RUBRIQUE:EN TOUTE INTIMITé

Publié le par leila belbyed

HICHAM BENOHOUD

 

 

L’ego sur pellicule : Habillé ne noir comme toujours. Intérieur blanc. Et sur les murs du salon des centaines de visages. Photographies de ses élèves dont il ne connait même pas le prénom. Hicham Benohoud est un homme de contraste. Le noir et blanc de son art lui ressemble. Réservé. Silencieux, parce que c’est à l’intérieur que se joue le vrai combat. Confidences

FDM : votre travail a toujours surpris, souvent choqué. N’avez-vous pas une sorte de schizophrène, et que cette maladie est lourde à porter ?

H. BENOHOUD : je pense que je suis schizophrène dans le sens ou l’on m’a élevé d’une certaine façon, avec une personnalité autre que celle que je veux porter. Mes frères, ma sœur et moi avons subi la même éducation. Plus tard, j’ai voulu me retrouver, me resituer par rapport à moi aux autres, et opter pour un style de vie qui correspondrait davantage à ce que j’étais. A aucun moment cela n’a été facile. Tant que je serai moi moi-même, les gens me feront toujours les mêmes remarques ; on me demandera toujours pourquoi je fais ce genre d’études, pourquoi je m’habille de cette façon, pourquoi je me rase le crâne, pourquoi j’habite seul, etc. j’ai conscience que dans notre société, il y a des personnes qui ont des idées différentes des autres, mais elles, parviennent à ne choquer l’entourage. Moi, je ne sais pas jouer deux rôles à la fois ; je n’ai jamais su cacher ce que j’étais, encore moins à ma famille qui, je sais, en souffre. Comme je n’en ai pas toujours conscience, il me faut sans cesse jongler avec ça. Vous savez, ce n’est pas toujours évident de s’habiller d’une certaine façon, d’adopter un certain langage, et de devoir changer tout ça quand on va chez ses parents. Des fois je craque, mais je suis obligé de faire avec même si, j’ai vraiment envie de leur dire des choses terribles….

 FDM : A qui en voulez-vous exactement : à vos parents ou à la société en général ?
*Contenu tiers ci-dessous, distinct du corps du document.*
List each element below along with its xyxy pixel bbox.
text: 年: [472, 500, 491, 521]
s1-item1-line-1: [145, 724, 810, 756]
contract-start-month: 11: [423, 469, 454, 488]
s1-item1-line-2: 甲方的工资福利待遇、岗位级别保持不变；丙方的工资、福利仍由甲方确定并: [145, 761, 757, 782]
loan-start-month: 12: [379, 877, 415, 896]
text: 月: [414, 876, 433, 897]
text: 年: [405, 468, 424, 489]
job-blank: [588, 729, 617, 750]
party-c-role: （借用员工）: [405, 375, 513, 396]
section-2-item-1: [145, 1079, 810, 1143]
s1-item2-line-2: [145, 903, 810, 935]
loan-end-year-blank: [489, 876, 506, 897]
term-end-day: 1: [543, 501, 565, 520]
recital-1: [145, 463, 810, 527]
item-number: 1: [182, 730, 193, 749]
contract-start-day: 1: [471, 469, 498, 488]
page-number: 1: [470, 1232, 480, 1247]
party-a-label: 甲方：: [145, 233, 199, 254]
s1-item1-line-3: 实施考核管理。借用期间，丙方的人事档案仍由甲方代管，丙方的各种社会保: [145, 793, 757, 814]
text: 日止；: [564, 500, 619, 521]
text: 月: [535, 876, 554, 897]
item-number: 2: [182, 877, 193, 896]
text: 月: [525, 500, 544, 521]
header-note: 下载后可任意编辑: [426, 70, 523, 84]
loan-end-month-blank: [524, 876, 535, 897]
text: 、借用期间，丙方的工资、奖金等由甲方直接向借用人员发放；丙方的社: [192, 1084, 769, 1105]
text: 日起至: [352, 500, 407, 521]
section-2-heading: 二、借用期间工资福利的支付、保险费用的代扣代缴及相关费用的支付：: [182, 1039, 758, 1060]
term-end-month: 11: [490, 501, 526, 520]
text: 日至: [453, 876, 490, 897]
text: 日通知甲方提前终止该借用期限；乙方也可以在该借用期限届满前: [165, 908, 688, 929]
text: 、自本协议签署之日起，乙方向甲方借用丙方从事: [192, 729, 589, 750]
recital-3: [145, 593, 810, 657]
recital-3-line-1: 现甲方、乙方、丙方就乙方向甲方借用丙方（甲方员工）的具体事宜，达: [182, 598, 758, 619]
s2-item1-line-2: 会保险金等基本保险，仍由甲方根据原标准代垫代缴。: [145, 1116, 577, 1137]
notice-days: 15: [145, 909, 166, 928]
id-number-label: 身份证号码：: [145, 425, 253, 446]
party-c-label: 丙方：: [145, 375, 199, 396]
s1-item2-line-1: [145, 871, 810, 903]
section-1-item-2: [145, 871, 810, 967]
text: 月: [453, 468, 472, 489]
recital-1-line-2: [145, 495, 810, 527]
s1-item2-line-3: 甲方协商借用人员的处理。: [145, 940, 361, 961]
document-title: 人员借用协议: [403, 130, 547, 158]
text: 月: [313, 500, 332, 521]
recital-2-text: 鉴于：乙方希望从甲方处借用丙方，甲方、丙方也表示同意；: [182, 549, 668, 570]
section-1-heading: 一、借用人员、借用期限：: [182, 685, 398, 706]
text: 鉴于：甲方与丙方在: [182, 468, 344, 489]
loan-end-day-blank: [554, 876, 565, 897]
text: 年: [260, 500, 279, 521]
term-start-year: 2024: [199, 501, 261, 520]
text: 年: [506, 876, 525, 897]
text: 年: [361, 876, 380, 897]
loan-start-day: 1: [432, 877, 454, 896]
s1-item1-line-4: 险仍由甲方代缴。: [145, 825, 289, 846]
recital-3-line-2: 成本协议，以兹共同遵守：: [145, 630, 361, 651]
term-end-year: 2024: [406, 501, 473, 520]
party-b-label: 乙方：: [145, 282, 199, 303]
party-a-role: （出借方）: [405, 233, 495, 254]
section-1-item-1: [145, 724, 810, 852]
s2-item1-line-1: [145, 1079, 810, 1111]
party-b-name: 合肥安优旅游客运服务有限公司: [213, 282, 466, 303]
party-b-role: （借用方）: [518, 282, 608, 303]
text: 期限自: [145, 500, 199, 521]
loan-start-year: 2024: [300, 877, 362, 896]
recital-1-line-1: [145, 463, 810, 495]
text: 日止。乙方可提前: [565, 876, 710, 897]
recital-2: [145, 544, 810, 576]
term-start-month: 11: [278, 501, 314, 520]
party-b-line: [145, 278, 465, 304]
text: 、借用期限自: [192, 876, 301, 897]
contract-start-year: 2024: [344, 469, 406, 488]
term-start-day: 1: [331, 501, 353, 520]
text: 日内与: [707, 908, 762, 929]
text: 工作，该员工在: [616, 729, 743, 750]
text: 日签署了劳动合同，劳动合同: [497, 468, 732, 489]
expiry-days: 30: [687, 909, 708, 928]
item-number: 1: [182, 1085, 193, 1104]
H. EBNOHOUD :   Mes parents représentent un microcosme de la société…je ne connais pas tout le monde, mais je connais mes parents, alors c’est à eux que j’ai envie de parler. Eux emploient toujours les mêmes mots :

Eux  emploient toujours les mêmes mots ; religion, mariage, traditions…des mots qui ne correspondent pas forcément à mes valeurs .ils me perçoivent comme quelqu’un de  méchant, pour eux je suis un mécréant, un raté qui leur donne beaucoup de souci. je sais  qu’il auraient préféré que je ne sois pas là ; ils ne veulent pas que je me suicide ou que je disparaisse , bien sur , mais maintenant que je suis là , ils essayent de récupérer ce qu’il y a à récupérer .ma mère est très inquiète à mon sujet, elle me demande si je fume et je bois, ce à quoi je réponds par la négative. Elle ne me croit pas ; elle me perçoit comme quelqu’un de complètement égaré .des fois, je suie obligé de mentir ;à d’autres moments je n’en  ai plus la force .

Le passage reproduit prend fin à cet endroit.